5-fluorouracil (5-FU) or capecitabine
Gemcitabine
Both 5-FU and gemcitabine are given into the veins during regular visits to an oncologist (cancer doctor). An oral drug, capecitabine, may be substituted for 5-FU, especially with radiation.

In radiation therapy, a machine beams high-energy X-rays to the pancreas to kill pancreatic cancer cells. Radiation therapy is done during a series of daily treatments, usually over a period of weeks.

Both radiation therapy and chemotherapy damage some normal cells, along with cancer cells. Side effects can include nausea, vomiting, appetite loss, weight loss, and fatigue as well as toxicity to the blood cells. Symptoms usually cease within a few weeks after radiation therapy is complete.
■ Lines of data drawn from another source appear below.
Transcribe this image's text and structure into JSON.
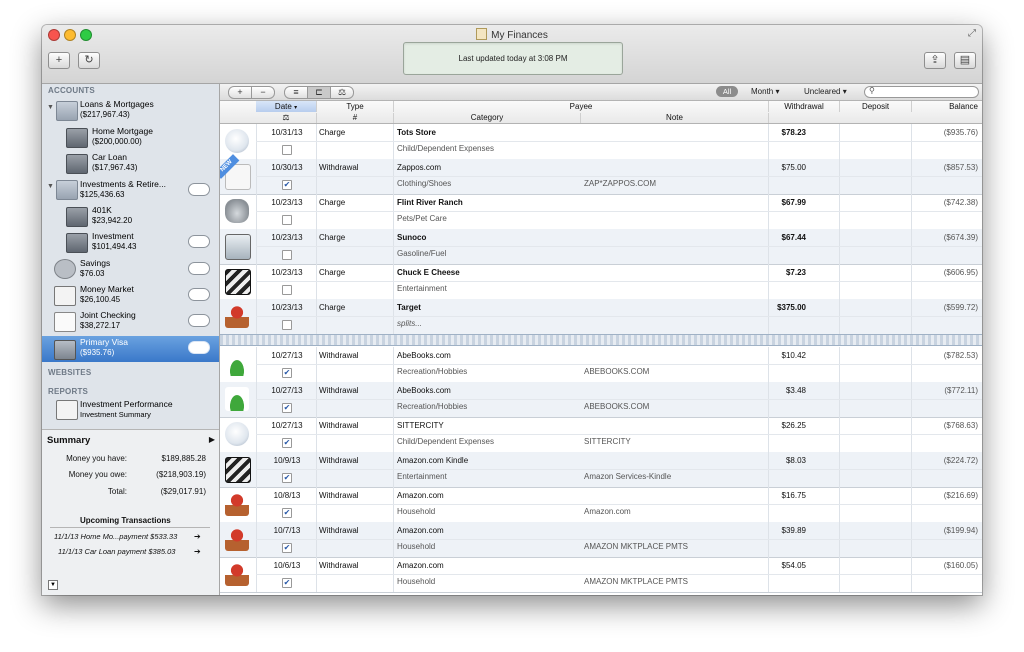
{
  "window": {
    "title": "My Finances",
    "status": "Last updated today at 3:08 PM",
    "add_label": "+",
    "refresh_label": "↻"
  },
  "sidebar": {
    "accounts_header": "ACCOUNTS",
    "websites_header": "WEBSITES",
    "reports_header": "REPORTS",
    "accounts": [
      {
        "name": "Loans & Mortgages",
        "amount": "($217,967.43)",
        "icon": "folder-icon"
      },
      {
        "name": "Home Mortgage",
        "amount": "($200,000.00)",
        "icon": "bank-icon"
      },
      {
        "name": "Car Loan",
        "amount": "($17,967.43)",
        "icon": "bank-icon"
      },
      {
        "name": "Investments & Retire...",
        "amount": "$125,436.63",
        "icon": "folder-icon"
      },
      {
        "name": "401K",
        "amount": "$23,942.20",
        "icon": "bank-icon"
      },
      {
        "name": "Investment",
        "amount": "$101,494.43",
        "icon": "bank-icon"
      },
      {
        "name": "Savings",
        "amount": "$76.03",
        "icon": "piggy-bank-icon"
      },
      {
        "name": "Money Market",
        "amount": "$26,100.45",
        "icon": "chart-icon"
      },
      {
        "name": "Joint Checking",
        "amount": "$38,272.17",
        "icon": "check-icon"
      },
      {
        "name": "Primary Visa",
        "amount": "($935.76)",
        "icon": "credit-card-icon"
      }
    ],
    "report": {
      "name": "Investment Performance",
      "sub": "Investment Summary"
    }
  },
  "summary": {
    "title": "Summary",
    "have_label": "Money you have:",
    "have_value": "$189,885.28",
    "owe_label": "Money you owe:",
    "owe_value": "($218,903.19)",
    "total_label": "Total:",
    "total_value": "($29,017.91)",
    "upcoming_title": "Upcoming Transactions",
    "upcoming": [
      "11/1/13 Home Mo...payment $533.33",
      "11/1/13 Car Loan payment $385.03"
    ]
  },
  "toolbar": {
    "add": "+",
    "remove": "−",
    "filter_all": "All",
    "filter_month": "Month",
    "filter_status": "Uncleared",
    "search_placeholder": ""
  },
  "columns": {
    "date": "Date",
    "type": "Type",
    "payee": "Payee",
    "withdrawal": "Withdrawal",
    "deposit": "Deposit",
    "balance": "Balance",
    "number": "#",
    "category": "Category",
    "note": "Note"
  },
  "transactions": [
    {
      "date": "10/31/13",
      "type": "Charge",
      "payee": "Tots Store",
      "category": "Child/Dependent Expenses",
      "note": "",
      "withdrawal": "$78.23",
      "balance": "($935.76)",
      "cleared": false,
      "bold": true,
      "icon": "baby-pacifier-icon"
    },
    {
      "date": "10/30/13",
      "type": "Withdrawal",
      "payee": "Zappos.com",
      "category": "Clothing/Shoes",
      "note": "ZAP*ZAPPOS.COM",
      "withdrawal": "$75.00",
      "balance": "($857.53)",
      "cleared": true,
      "bold": false,
      "icon": "shoe-icon",
      "new": "NEW"
    },
    {
      "date": "10/23/13",
      "type": "Charge",
      "payee": "Flint River Ranch",
      "category": "Pets/Pet Care",
      "note": "",
      "withdrawal": "$67.99",
      "balance": "($742.38)",
      "cleared": false,
      "bold": true,
      "icon": "pet-bowl-icon"
    },
    {
      "date": "10/23/13",
      "type": "Charge",
      "payee": "Sunoco",
      "category": "Gasoline/Fuel",
      "note": "",
      "withdrawal": "$67.44",
      "balance": "($674.39)",
      "cleared": false,
      "bold": true,
      "icon": "gas-pump-icon"
    },
    {
      "date": "10/23/13",
      "type": "Charge",
      "payee": "Chuck E Cheese",
      "category": "Entertainment",
      "note": "",
      "withdrawal": "$7.23",
      "balance": "($606.95)",
      "cleared": false,
      "bold": true,
      "icon": "clapperboard-icon"
    },
    {
      "date": "10/23/13",
      "type": "Charge",
      "payee": "Target",
      "category": "splits...",
      "note": "",
      "withdrawal": "$375.00",
      "balance": "($599.72)",
      "cleared": false,
      "bold": true,
      "icon": "flower-pot-icon"
    },
    {
      "date": "10/27/13",
      "type": "Withdrawal",
      "payee": "AbeBooks.com",
      "category": "Recreation/Hobbies",
      "note": "ABEBOOKS.COM",
      "withdrawal": "$10.42",
      "balance": "($782.53)",
      "cleared": true,
      "bold": false,
      "icon": "golf-flag-icon"
    },
    {
      "date": "10/27/13",
      "type": "Withdrawal",
      "payee": "AbeBooks.com",
      "category": "Recreation/Hobbies",
      "note": "ABEBOOKS.COM",
      "withdrawal": "$3.48",
      "balance": "($772.11)",
      "cleared": true,
      "bold": false,
      "icon": "golf-flag-icon"
    },
    {
      "date": "10/27/13",
      "type": "Withdrawal",
      "payee": "SITTERCITY",
      "category": "Child/Dependent Expenses",
      "note": "SITTERCITY",
      "withdrawal": "$26.25",
      "balance": "($768.63)",
      "cleared": true,
      "bold": false,
      "icon": "baby-pacifier-icon"
    },
    {
      "date": "10/9/13",
      "type": "Withdrawal",
      "payee": "Amazon.com Kindle",
      "category": "Entertainment",
      "note": "Amazon Services-Kindle",
      "withdrawal": "$8.03",
      "balance": "($224.72)",
      "cleared": true,
      "bold": false,
      "icon": "clapperboard-icon"
    },
    {
      "date": "10/8/13",
      "type": "Withdrawal",
      "payee": "Amazon.com",
      "category": "Household",
      "note": "Amazon.com",
      "withdrawal": "$16.75",
      "balance": "($216.69)",
      "cleared": true,
      "bold": false,
      "icon": "flower-pot-icon"
    },
    {
      "date": "10/7/13",
      "type": "Withdrawal",
      "payee": "Amazon.com",
      "category": "Household",
      "note": "AMAZON MKTPLACE PMTS",
      "withdrawal": "$39.89",
      "balance": "($199.94)",
      "cleared": true,
      "bold": false,
      "icon": "flower-pot-icon"
    },
    {
      "date": "10/6/13",
      "type": "Withdrawal",
      "payee": "Amazon.com",
      "category": "Household",
      "note": "AMAZON MKTPLACE PMTS",
      "withdrawal": "$54.05",
      "balance": "($160.05)",
      "cleared": true,
      "bold": false,
      "icon": "flower-pot-icon"
    }
  ]
}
Treating Locally Advanced (Unresectable) Pancreatic Cancer
In locally advanced pancreatic cancer, surgery can't remove the entire tumor. Since surgery to remove only part of the pancreatic cancer has been shown not to help, nonsurgical therapies are best.

Treatment consists of chemotherapy with or without radiation therapy. Either 5-FU or gemcitabine can extend life in people with locally advanced pancreatic cancer.

Treating Metastatic Pancreatic Cancer

In metastatic pancreatic cancer, surgery is used only for symptom control, such as for pain, jaundice, or gastric outlet obstruction.. Radiation may be used for symptom relief as well.

Gemcitabine is the single most active drug for treating metastatic pancreas cancer. Many studies have been performed to improve on the results of gemcitabine. The latest study,demonstrated that a 4 drug regimen, known as FOLFIRINOX (5-FU/leucovorin/oxaliplatin/irinotecan), is superior to gemcitabine. However due to toxicities, this therapy should be reserved for persons with good activity levels. Other combinations include gemcitabine with erlotinib, gemcitabine with capecitabine gemcitabine with cisplatin, gemcitabine with nab-paclitaxel. .

If an individual progresses on gemcitabine, usual regimens include oxaliplatin with 5-FU or capecitabine or cisplatin with 5-FU or capecitabine. However, efficacy of these regimens is limited.